Si tratta di nuove competenze e professionalità che interessano ormai tutti i settori e le funzioni aziendali e che richiedono un giusto mix tra conoscenze tecnologiche «hard skill» e professionalità e abilità personali «soft skill». L’analisi di Alteredu, basata sull’utilizzo di complessi modelli matematici, indica quali saranno i settori lavorativi interessati da maggiore occupazione, almeno fino al 2024: «Nell’ambito della formazione e della ricerca è stato stimato un fabbisogno di circa 245mila unità; il settore scienze della salute richiederà circa 213mila nuovi professionisti e tecnici; nelle attività commerciali sarà necessario personale qualificato per circa 175mila nuovi dipendenti; nelle attività amministrative e finanziarie si richiederanno 162mila dipendenti; nelle scienze sociali ed umane 137mila unità».

Viene inoltre sottolineato quanto sia importante nei nuovi contesti lavorativi saper comunicare in modo efficace, avere attitudine al lavoro di gruppo e capacità di adattamento, gestire lo stress, così come avere propensione a pianificare e organizzare.
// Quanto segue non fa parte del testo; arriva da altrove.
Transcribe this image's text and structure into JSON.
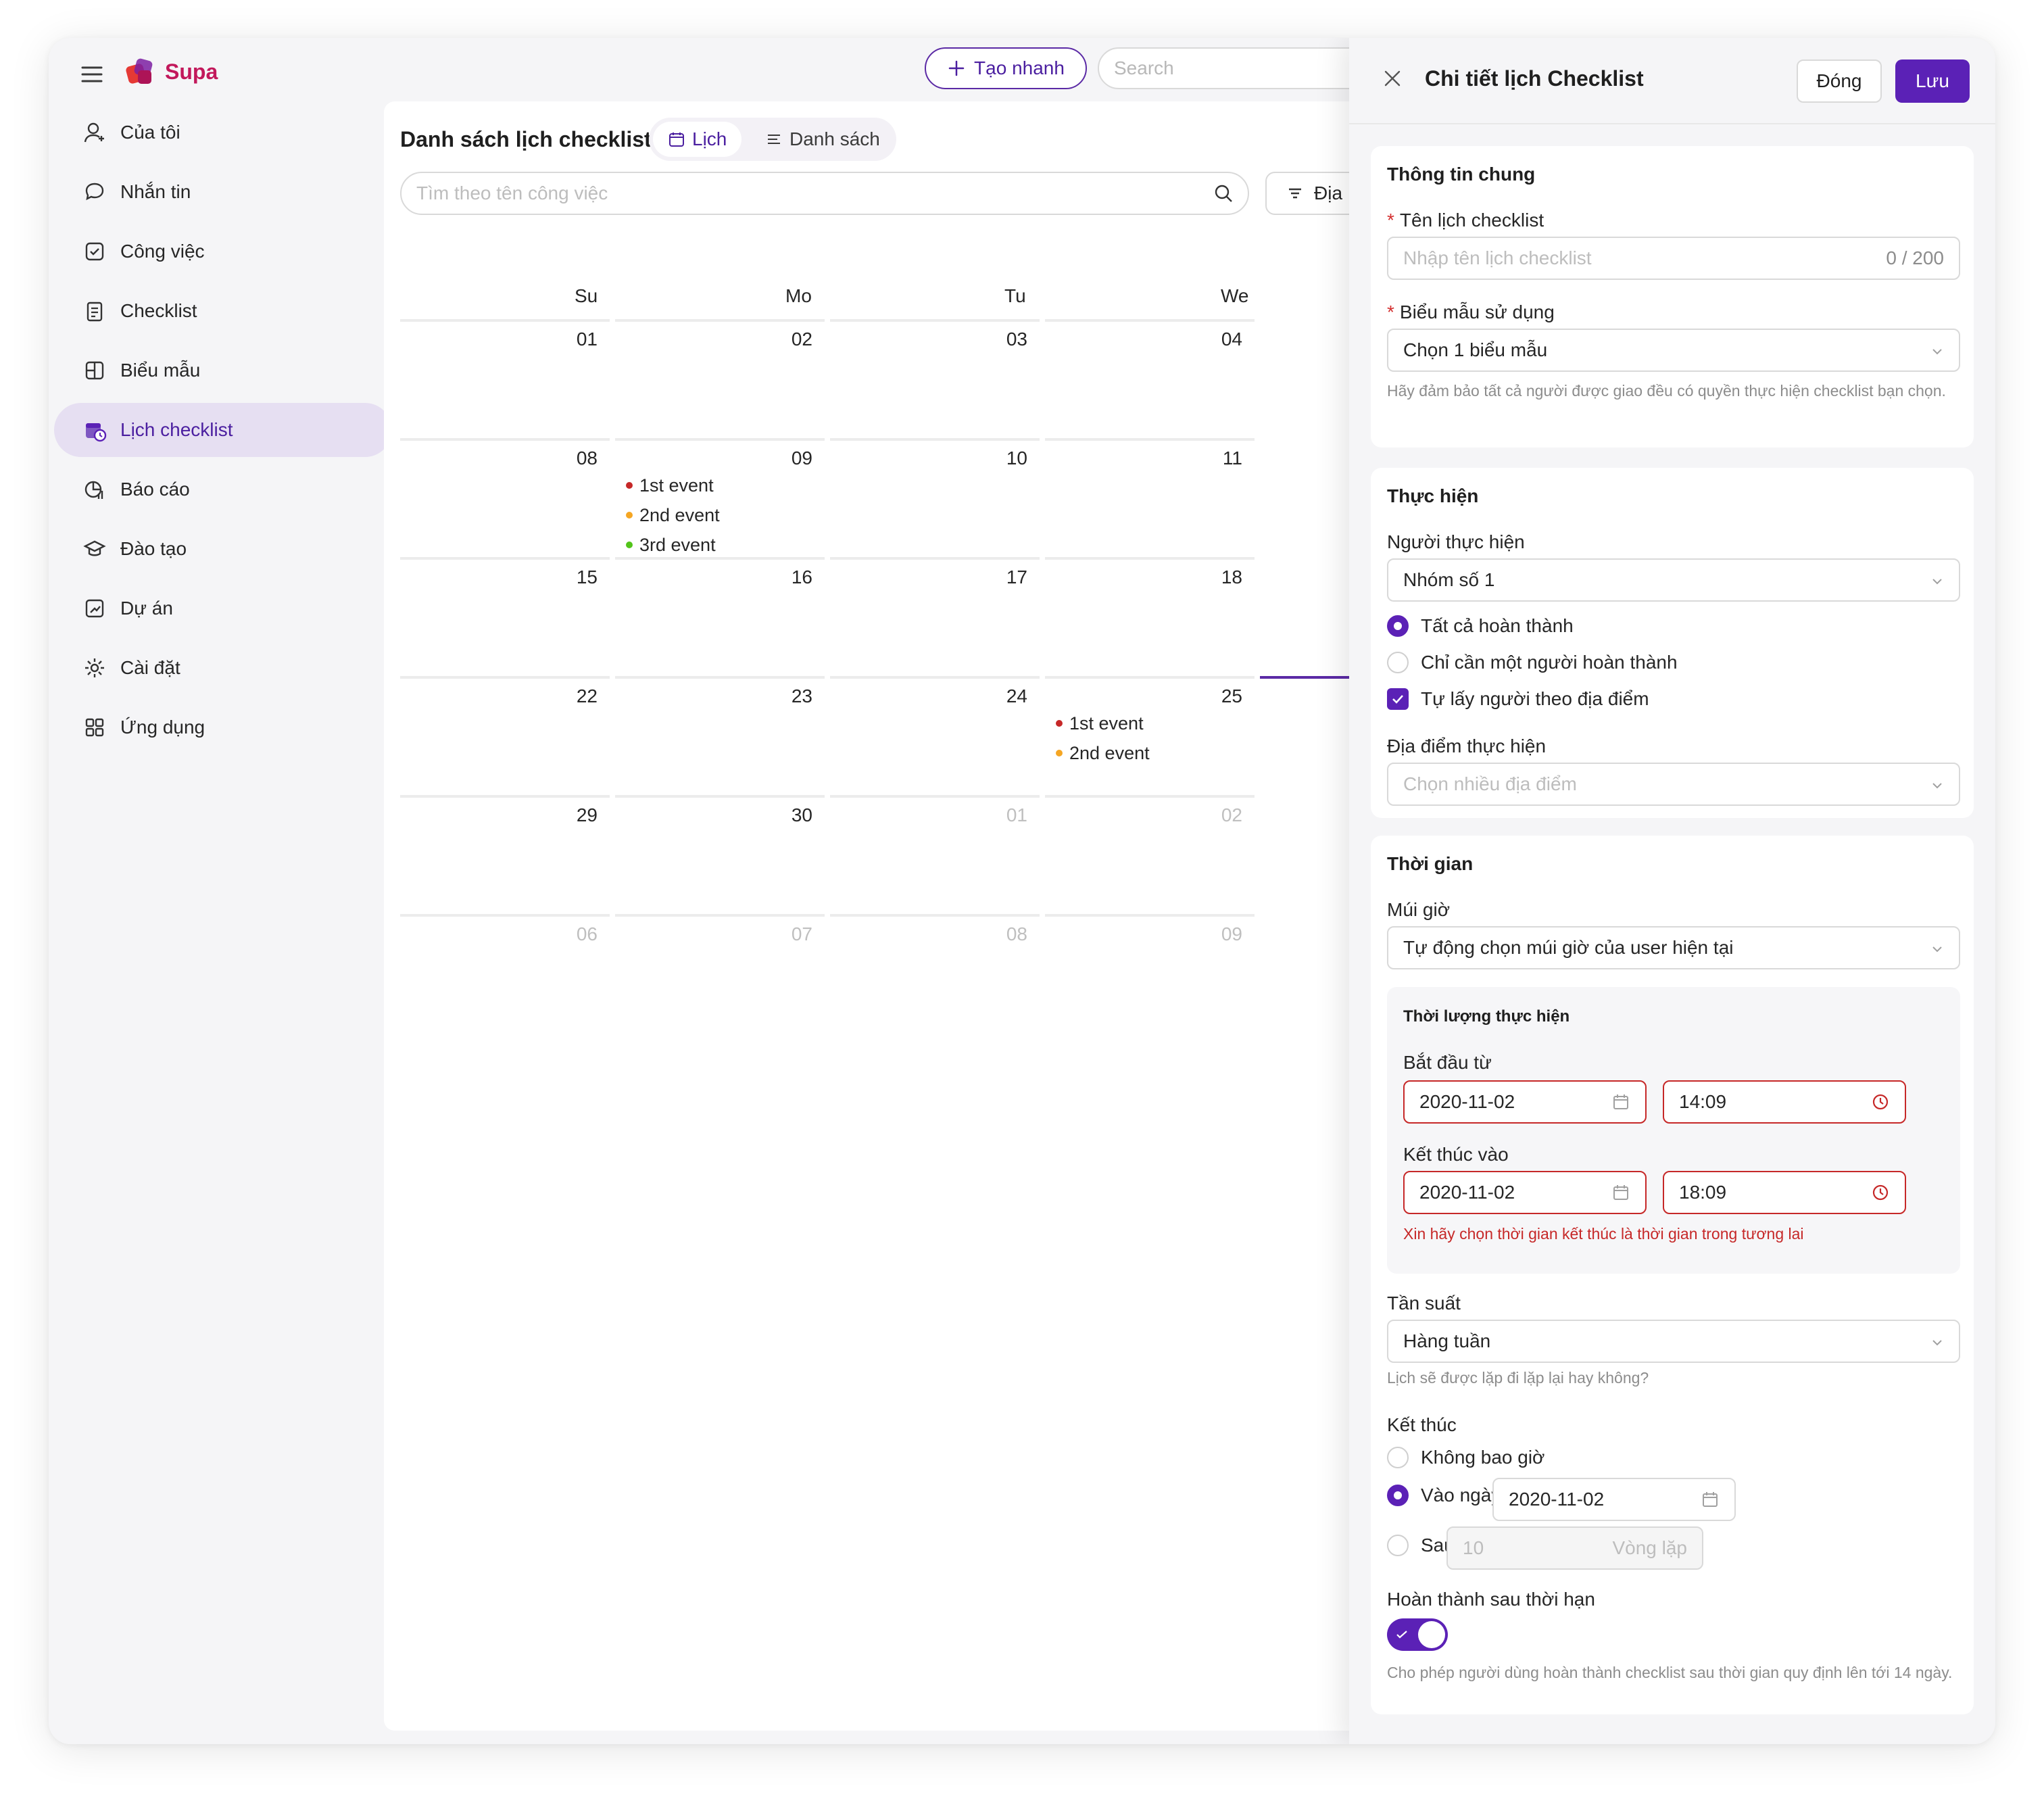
{
  "app": {
    "brand": "Supa"
  },
  "header": {
    "quick_create": "Tạo nhanh",
    "search_placeholder": "Search"
  },
  "sidebar": {
    "items": [
      {
        "label": "Của tôi",
        "icon": "user-icon"
      },
      {
        "label": "Nhắn tin",
        "icon": "chat-icon"
      },
      {
        "label": "Công việc",
        "icon": "task-icon"
      },
      {
        "label": "Checklist",
        "icon": "clipboard-icon"
      },
      {
        "label": "Biểu mẫu",
        "icon": "form-icon"
      },
      {
        "label": "Lịch checklist",
        "icon": "calendar-checklist-icon",
        "active": true
      },
      {
        "label": "Báo cáo",
        "icon": "report-icon"
      },
      {
        "label": "Đào tạo",
        "icon": "training-icon"
      },
      {
        "label": "Dự án",
        "icon": "project-icon"
      },
      {
        "label": "Cài đặt",
        "icon": "settings-icon"
      },
      {
        "label": "Ứng dụng",
        "icon": "apps-icon"
      }
    ]
  },
  "main": {
    "title": "Danh sách lịch checklist",
    "view_tabs": {
      "calendar": "Lịch",
      "list": "Danh sách"
    },
    "filter_placeholder": "Tìm theo tên công việc",
    "filter_button": "Địa",
    "weekdays": [
      "Su",
      "Mo",
      "Tu",
      "We"
    ],
    "weeks": [
      [
        {
          "d": "01"
        },
        {
          "d": "02"
        },
        {
          "d": "03"
        },
        {
          "d": "04"
        }
      ],
      [
        {
          "d": "08"
        },
        {
          "d": "09"
        },
        {
          "d": "10"
        },
        {
          "d": "11"
        }
      ],
      [
        {
          "d": "15"
        },
        {
          "d": "16"
        },
        {
          "d": "17"
        },
        {
          "d": "18"
        }
      ],
      [
        {
          "d": "22"
        },
        {
          "d": "23"
        },
        {
          "d": "24"
        },
        {
          "d": "25"
        }
      ],
      [
        {
          "d": "29"
        },
        {
          "d": "30"
        },
        {
          "d": "01"
        },
        {
          "d": "02"
        }
      ],
      [
        {
          "d": "06"
        },
        {
          "d": "07"
        },
        {
          "d": "08"
        },
        {
          "d": "09"
        }
      ]
    ],
    "events_week2_mo": [
      "1st event",
      "2nd event",
      "3rd event"
    ],
    "events_week4_tu": [
      "1st event",
      "2nd event"
    ],
    "event_colors": [
      "#c62828",
      "#f5a623",
      "#52c41a"
    ]
  },
  "drawer": {
    "title": "Chi tiết lịch Checklist",
    "close_label": "Đóng",
    "save_label": "Lưu",
    "general": {
      "title": "Thông tin chung",
      "name_label": "Tên lịch checklist",
      "name_placeholder": "Nhập tên lịch checklist",
      "name_count": "0 / 200",
      "template_label": "Biểu mẫu sử dụng",
      "template_value": "Chọn 1 biểu mẫu",
      "template_help": "Hãy đảm bảo tất cả người được giao đều có quyền thực hiện checklist bạn chọn."
    },
    "execution": {
      "title": "Thực hiện",
      "assignee_label": "Người thực hiện",
      "assignee_value": "Nhóm số 1",
      "option_all": "Tất cả hoàn thành",
      "option_one": "Chỉ cần một người hoàn thành",
      "option_location": "Tự lấy người theo địa điểm",
      "location_label": "Địa điểm thực hiện",
      "location_placeholder": "Chọn nhiều địa điểm"
    },
    "time": {
      "title": "Thời gian",
      "tz_label": "Múi giờ",
      "tz_value": "Tự động chọn múi giờ của user hiện tại",
      "duration_title": "Thời lượng thực hiện",
      "start_label": "Bắt đầu từ",
      "start_date": "2020-11-02",
      "start_time": "14:09",
      "end_label": "Kết thúc vào",
      "end_date": "2020-11-02",
      "end_time": "18:09",
      "error": "Xin hãy chọn thời gian kết thúc là thời gian trong tương lai",
      "freq_label": "Tần suất",
      "freq_value": "Hàng tuần",
      "freq_help": "Lịch sẽ được lặp đi lặp lại hay không?",
      "end_section_label": "Kết thúc",
      "end_never": "Không bao giờ",
      "end_on_date": "Vào ngày",
      "end_on_date_value": "2020-11-02",
      "end_after": "Sau",
      "end_after_value": "10",
      "end_after_unit": "Vòng lặp",
      "late_label": "Hoàn thành sau thời hạn",
      "late_help": "Cho phép người dùng hoàn thành checklist sau thời gian quy định lên tới 14 ngày."
    }
  },
  "colors": {
    "accent": "#5b21b6",
    "brand": "#c2185b",
    "error": "#c62828"
  }
}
Occorrerà una spiccata curiosità necessaria per comprendere e confrontarsi quotidianamente con l’intelligenza artificiale e la tecnologia. In controtendenza rispetto al preconcetto dominante che vede spesso prevalere una visione conflittuale tra tecnologia e rischio occupazionale, il report riassume le stime più recenti sulla creazione e la distruzione di posti di lavoro, partendo dalla convinzione che le tecnologie digitali influiscano più sui compiti che sull’occupazione. Esse non si limitano a creare o distruggere posti di lavoro, ma cambiano ciò che le persone fanno e, soprattutto, come lo fanno. La capacità del nostro Paese di porre al centro degli investimenti e di una nuova strategia produttiva gli attributi «irriproducibili» del lavoro umano quali creatività, passione, audacia ideativa e sensibilità relazionale rappresenterà il vero e proprio punto di equilibrio delle trasformazioni in atto.